How useful are sanctions, really?
The question may appear trite, but once you start probing it seriously, you will find that few people in the West seem to know the answer, much less care about what it is. Sanctions can—and often do—go from being targeted and limited in scope to simply being maintained for their own sake like a self-licking ice-cream cone. The paradigm of economic sanctions barely needs any justification, even as the years drag on and proof of efficacy remains elusive.
In his recent book The Economic Weapon: The Rise of Sanctions as a Tool of Modern War, historian Nicholas Mulder lays out the sordid history of sanctions as a weapon of open warfare, with most of it focused on the period just before and between the two world wars. The upshot is that the League of Nations’ declaration of a sanctions policy after the Great War and use of the “economic weapon” in the interwar years may have sped up the outbreak of World War II, by impelling the Axis powers to act fast to avoid financial pain. The prospect of sanctions, Mulder also suggests, hardened the Axis’ economic defenses, pushing Germany and Japan to become more self-reliant economically.
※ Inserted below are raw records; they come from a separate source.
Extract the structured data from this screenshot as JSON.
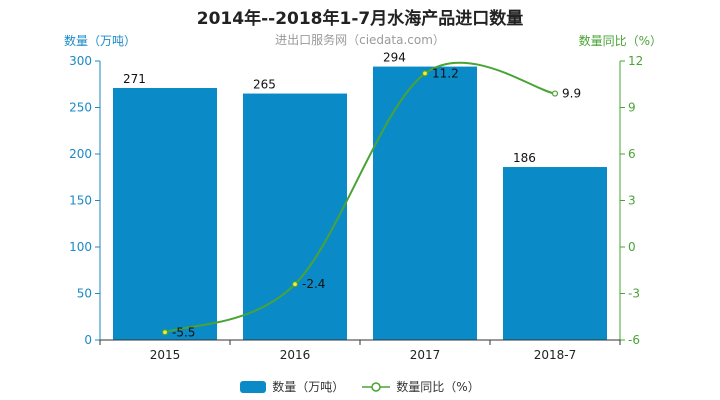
{
  "chart_data": {
    "type": "bar+line",
    "title": "2014年--2018年1-7月水海产品进口数量",
    "subtitle": "进出口服务网（ciedata.com）",
    "categories": [
      "2015",
      "2016",
      "2017",
      "2018-7"
    ],
    "series": [
      {
        "name": "数量（万吨）",
        "type": "bar",
        "axis": "left",
        "values": [
          271,
          265,
          294,
          186
        ],
        "color": "#0a8bc8"
      },
      {
        "name": "数量同比（%）",
        "type": "line",
        "axis": "right",
        "values": [
          -5.5,
          -2.4,
          11.2,
          9.9
        ],
        "color": "#4aa335"
      }
    ],
    "ylabel_left": "数量（万吨）",
    "ylabel_right": "数量同比（%）",
    "ylim_left": [
      0,
      300
    ],
    "yticks_left": [
      0,
      50,
      100,
      150,
      200,
      250,
      300
    ],
    "ylim_right": [
      -6,
      12
    ],
    "yticks_right": [
      -6,
      -3,
      0,
      3,
      6,
      9,
      12
    ],
    "grid": false,
    "legend": "bottom-center",
    "colors": {
      "left_axis": "#1b8ac7",
      "right_axis": "#4aa335"
    }
  }
}
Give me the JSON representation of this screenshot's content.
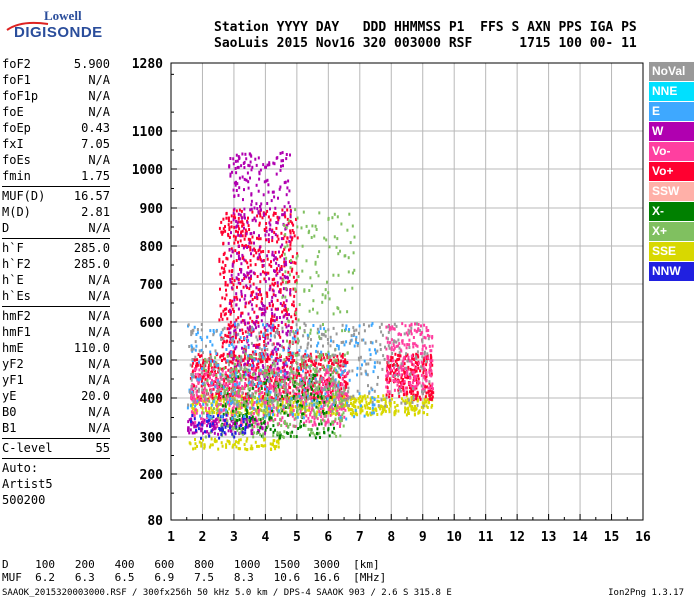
{
  "logo": {
    "line1": "Lowell",
    "line2": "DIGISONDE"
  },
  "header": {
    "row1": [
      "Station",
      "YYYY",
      "DAY",
      "DDD",
      "HHMMSS",
      "P1",
      "FFS",
      "S",
      "AXN",
      "PPS",
      "IGA",
      "PS"
    ],
    "row2": [
      "SaoLuis",
      "2015",
      "Nov16",
      "320",
      "003000",
      "RSF",
      "",
      "1",
      "715",
      "100",
      "00-",
      "11"
    ]
  },
  "params": {
    "group1": [
      {
        "name": "foF2",
        "value": "5.900"
      },
      {
        "name": "foF1",
        "value": "N/A"
      },
      {
        "name": "foF1p",
        "value": "N/A"
      },
      {
        "name": "foE",
        "value": "N/A"
      },
      {
        "name": "foEp",
        "value": "0.43"
      },
      {
        "name": "fxI",
        "value": "7.05"
      },
      {
        "name": "foEs",
        "value": "N/A"
      },
      {
        "name": "fmin",
        "value": "1.75"
      }
    ],
    "group2": [
      {
        "name": "MUF(D)",
        "value": "16.57"
      },
      {
        "name": "M(D)",
        "value": "2.81"
      },
      {
        "name": "D",
        "value": "N/A"
      }
    ],
    "group3": [
      {
        "name": "h`F",
        "value": "285.0"
      },
      {
        "name": "h`F2",
        "value": "285.0"
      },
      {
        "name": "h`E",
        "value": "N/A"
      },
      {
        "name": "h`Es",
        "value": "N/A"
      }
    ],
    "group4": [
      {
        "name": "hmF2",
        "value": "N/A"
      },
      {
        "name": "hmF1",
        "value": "N/A"
      },
      {
        "name": "hmE",
        "value": "110.0"
      },
      {
        "name": "yF2",
        "value": "N/A"
      },
      {
        "name": "yF1",
        "value": "N/A"
      },
      {
        "name": "yE",
        "value": "20.0"
      },
      {
        "name": "B0",
        "value": "N/A"
      },
      {
        "name": "B1",
        "value": "N/A"
      }
    ],
    "clevel": {
      "name": "C-level",
      "value": "55"
    },
    "auto": [
      "Auto:",
      "Artist5",
      "500200"
    ]
  },
  "legend": [
    {
      "label": "NoVal",
      "color": "#999999"
    },
    {
      "label": "NNE",
      "color": "#00e0ff"
    },
    {
      "label": "E",
      "color": "#3ea8ff"
    },
    {
      "label": "W",
      "color": "#b000b0"
    },
    {
      "label": "Vo-",
      "color": "#ff3fa0"
    },
    {
      "label": "Vo+",
      "color": "#ff0030"
    },
    {
      "label": "SSW",
      "color": "#ffb0a8"
    },
    {
      "label": "X-",
      "color": "#008000"
    },
    {
      "label": "X+",
      "color": "#80c060"
    },
    {
      "label": "SSE",
      "color": "#d8d800"
    },
    {
      "label": "NNW",
      "color": "#2020e0"
    }
  ],
  "dmuf": {
    "d_label": "D",
    "d_values": [
      "100",
      "200",
      "400",
      "600",
      "800",
      "1000",
      "1500",
      "3000"
    ],
    "d_unit": "[km]",
    "muf_label": "MUF",
    "muf_values": [
      "6.2",
      "6.3",
      "6.5",
      "6.9",
      "7.5",
      "8.3",
      "10.6",
      "16.6"
    ],
    "muf_unit": "[MHz]"
  },
  "footer": "SAAOK_2015320003000.RSF / 300fx256h 50 kHz 5.0 km / DPS-4 SAAOK 903 / 2.6 S 315.8 E",
  "version": "Ion2Png 1.3.17",
  "chart_data": {
    "type": "scatter",
    "title": "",
    "xlabel": "",
    "ylabel": "",
    "xlim": [
      1,
      16
    ],
    "x_ticks": [
      1,
      2,
      3,
      4,
      5,
      6,
      7,
      8,
      9,
      10,
      11,
      12,
      13,
      14,
      15,
      16
    ],
    "y_ticks": [
      80,
      200,
      300,
      400,
      500,
      600,
      700,
      800,
      900,
      1000,
      1100,
      1280
    ],
    "y_breaks_mapping": "linear 80-1280",
    "ylim": [
      80,
      1280
    ],
    "grid": true,
    "series": [
      {
        "name": "SSE",
        "color": "#d8d800",
        "regions": [
          {
            "x": [
              1.6,
              9.3
            ],
            "y": [
              360,
              410
            ],
            "density": 0.9
          },
          {
            "x": [
              1.5,
              4.5
            ],
            "y": [
              270,
              300
            ],
            "density": 0.6
          }
        ]
      },
      {
        "name": "Vo+",
        "color": "#ff0030",
        "regions": [
          {
            "x": [
              1.6,
              6.6
            ],
            "y": [
              400,
              520
            ],
            "density": 0.7
          },
          {
            "x": [
              7.8,
              9.3
            ],
            "y": [
              400,
              520
            ],
            "density": 0.8
          },
          {
            "x": [
              2.5,
              5.0
            ],
            "y": [
              500,
              900
            ],
            "density": 0.35
          }
        ]
      },
      {
        "name": "Vo-",
        "color": "#ff3fa0",
        "regions": [
          {
            "x": [
              1.6,
              6.6
            ],
            "y": [
              330,
              480
            ],
            "density": 0.5
          },
          {
            "x": [
              7.8,
              9.3
            ],
            "y": [
              420,
              600
            ],
            "density": 0.5
          }
        ]
      },
      {
        "name": "W",
        "color": "#b000b0",
        "regions": [
          {
            "x": [
              1.5,
              4.0
            ],
            "y": [
              310,
              350
            ],
            "density": 0.7
          },
          {
            "x": [
              2.8,
              4.8
            ],
            "y": [
              450,
              1050
            ],
            "density": 0.25
          }
        ]
      },
      {
        "name": "X-",
        "color": "#008000",
        "regions": [
          {
            "x": [
              2.5,
              6.2
            ],
            "y": [
              300,
              470
            ],
            "density": 0.2
          }
        ]
      },
      {
        "name": "X+",
        "color": "#80c060",
        "regions": [
          {
            "x": [
              2.0,
              6.5
            ],
            "y": [
              300,
              520
            ],
            "density": 0.25
          },
          {
            "x": [
              4.5,
              6.8
            ],
            "y": [
              500,
              900
            ],
            "density": 0.1
          }
        ]
      },
      {
        "name": "NNW",
        "color": "#2020e0",
        "regions": [
          {
            "x": [
              1.6,
              3.5
            ],
            "y": [
              300,
              360
            ],
            "density": 0.3
          }
        ]
      },
      {
        "name": "E",
        "color": "#3ea8ff",
        "regions": [
          {
            "x": [
              1.5,
              7.5
            ],
            "y": [
              350,
              600
            ],
            "density": 0.12
          }
        ]
      },
      {
        "name": "NoVal",
        "color": "#999999",
        "regions": [
          {
            "x": [
              1.5,
              9.2
            ],
            "y": [
              380,
              600
            ],
            "density": 0.15
          }
        ]
      }
    ]
  }
}
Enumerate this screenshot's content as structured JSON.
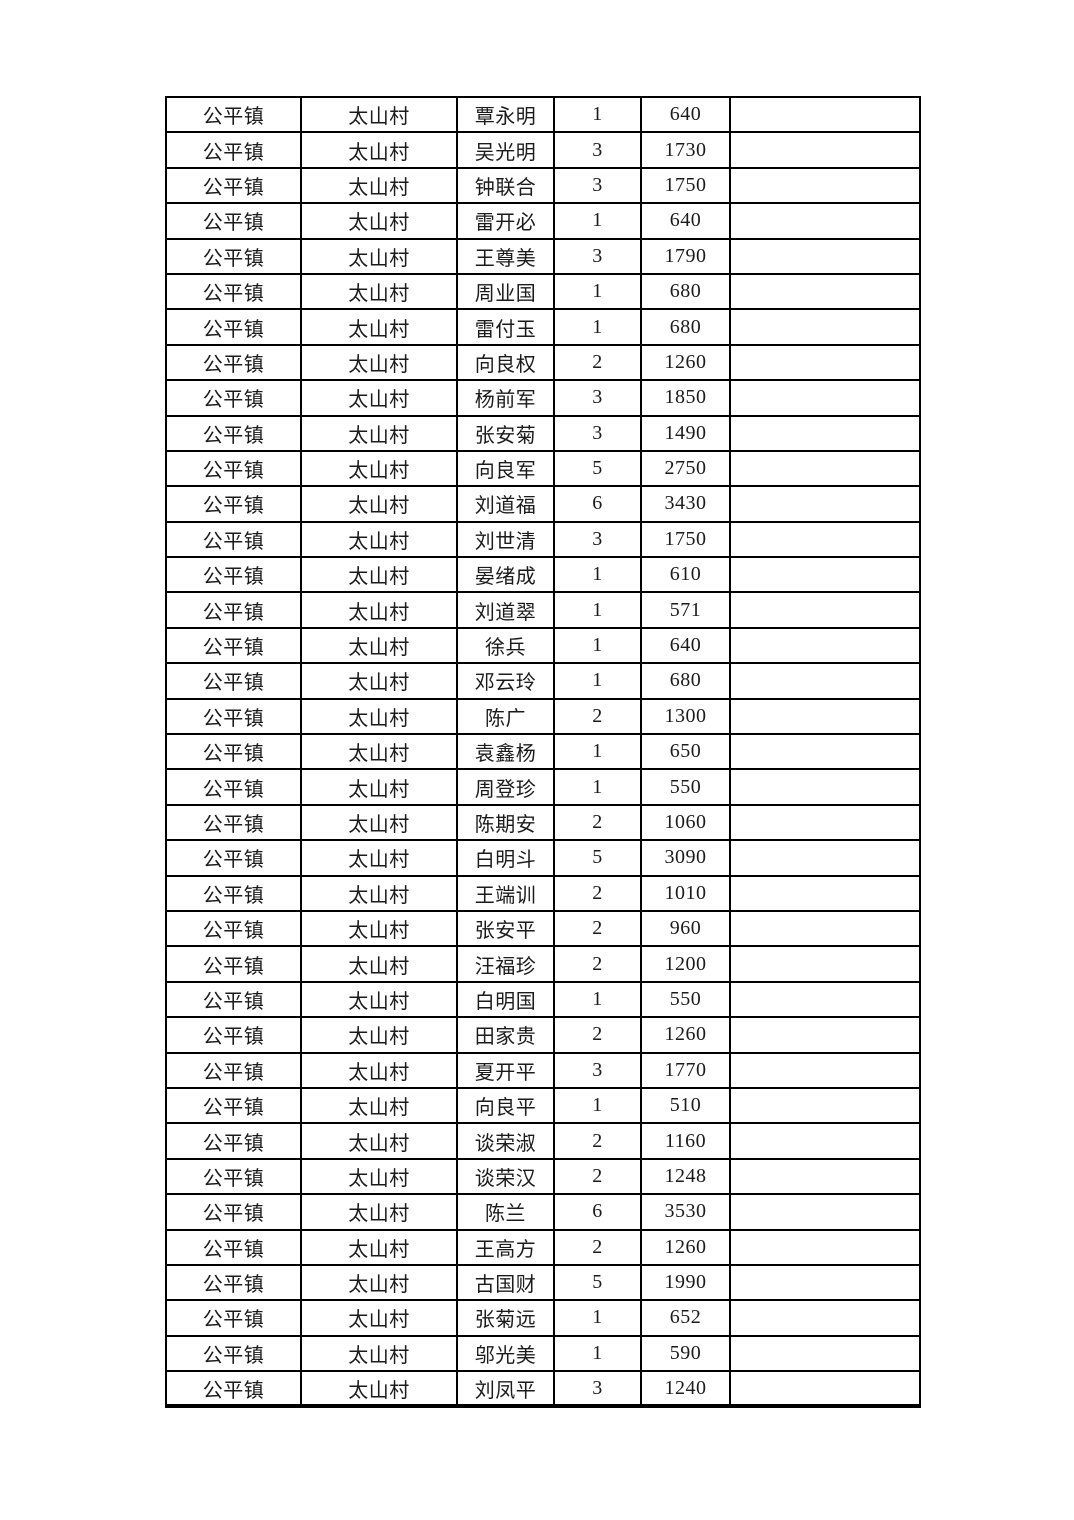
{
  "document": {
    "background_color": "#ffffff",
    "text_color": "#1b1b1b",
    "border_color": "#000000"
  },
  "table": {
    "town_label": "公平镇",
    "village_label": "太山村",
    "rows": [
      [
        "公平镇",
        "太山村",
        "覃永明",
        "1",
        "640",
        ""
      ],
      [
        "公平镇",
        "太山村",
        "吴光明",
        "3",
        "1730",
        ""
      ],
      [
        "公平镇",
        "太山村",
        "钟联合",
        "3",
        "1750",
        ""
      ],
      [
        "公平镇",
        "太山村",
        "雷开必",
        "1",
        "640",
        ""
      ],
      [
        "公平镇",
        "太山村",
        "王尊美",
        "3",
        "1790",
        ""
      ],
      [
        "公平镇",
        "太山村",
        "周业国",
        "1",
        "680",
        ""
      ],
      [
        "公平镇",
        "太山村",
        "雷付玉",
        "1",
        "680",
        ""
      ],
      [
        "公平镇",
        "太山村",
        "向良权",
        "2",
        "1260",
        ""
      ],
      [
        "公平镇",
        "太山村",
        "杨前军",
        "3",
        "1850",
        ""
      ],
      [
        "公平镇",
        "太山村",
        "张安菊",
        "3",
        "1490",
        ""
      ],
      [
        "公平镇",
        "太山村",
        "向良军",
        "5",
        "2750",
        ""
      ],
      [
        "公平镇",
        "太山村",
        "刘道福",
        "6",
        "3430",
        ""
      ],
      [
        "公平镇",
        "太山村",
        "刘世清",
        "3",
        "1750",
        ""
      ],
      [
        "公平镇",
        "太山村",
        "晏绪成",
        "1",
        "610",
        ""
      ],
      [
        "公平镇",
        "太山村",
        "刘道翠",
        "1",
        "571",
        ""
      ],
      [
        "公平镇",
        "太山村",
        "徐兵",
        "1",
        "640",
        ""
      ],
      [
        "公平镇",
        "太山村",
        "邓云玲",
        "1",
        "680",
        ""
      ],
      [
        "公平镇",
        "太山村",
        "陈广",
        "2",
        "1300",
        ""
      ],
      [
        "公平镇",
        "太山村",
        "袁鑫杨",
        "1",
        "650",
        ""
      ],
      [
        "公平镇",
        "太山村",
        "周登珍",
        "1",
        "550",
        ""
      ],
      [
        "公平镇",
        "太山村",
        "陈期安",
        "2",
        "1060",
        ""
      ],
      [
        "公平镇",
        "太山村",
        "白明斗",
        "5",
        "3090",
        ""
      ],
      [
        "公平镇",
        "太山村",
        "王端训",
        "2",
        "1010",
        ""
      ],
      [
        "公平镇",
        "太山村",
        "张安平",
        "2",
        "960",
        ""
      ],
      [
        "公平镇",
        "太山村",
        "汪福珍",
        "2",
        "1200",
        ""
      ],
      [
        "公平镇",
        "太山村",
        "白明国",
        "1",
        "550",
        ""
      ],
      [
        "公平镇",
        "太山村",
        "田家贵",
        "2",
        "1260",
        ""
      ],
      [
        "公平镇",
        "太山村",
        "夏开平",
        "3",
        "1770",
        ""
      ],
      [
        "公平镇",
        "太山村",
        "向良平",
        "1",
        "510",
        ""
      ],
      [
        "公平镇",
        "太山村",
        "谈荣淑",
        "2",
        "1160",
        ""
      ],
      [
        "公平镇",
        "太山村",
        "谈荣汉",
        "2",
        "1248",
        ""
      ],
      [
        "公平镇",
        "太山村",
        "陈兰",
        "6",
        "3530",
        ""
      ],
      [
        "公平镇",
        "太山村",
        "王高方",
        "2",
        "1260",
        ""
      ],
      [
        "公平镇",
        "太山村",
        "古国财",
        "5",
        "1990",
        ""
      ],
      [
        "公平镇",
        "太山村",
        "张菊远",
        "1",
        "652",
        ""
      ],
      [
        "公平镇",
        "太山村",
        "邬光美",
        "1",
        "590",
        ""
      ],
      [
        "公平镇",
        "太山村",
        "刘凤平",
        "3",
        "1240",
        ""
      ]
    ]
  }
}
Does this history have something to teach us today? Neither imperial Britain nor imperial Japan lived in a unipolar world, and their tools of (economic) warfare were developed and deployed in a time when the enemy was usually of peer strength. Today’s US-led sanctions regime reflect the confidence of the 1990s—when Russia was in a state of collapse and China wasn’t economically important. Yet as time passes, cracks are beginning to appear in the world system that the West has come to rely upon, making the interwar comparison rather more salient.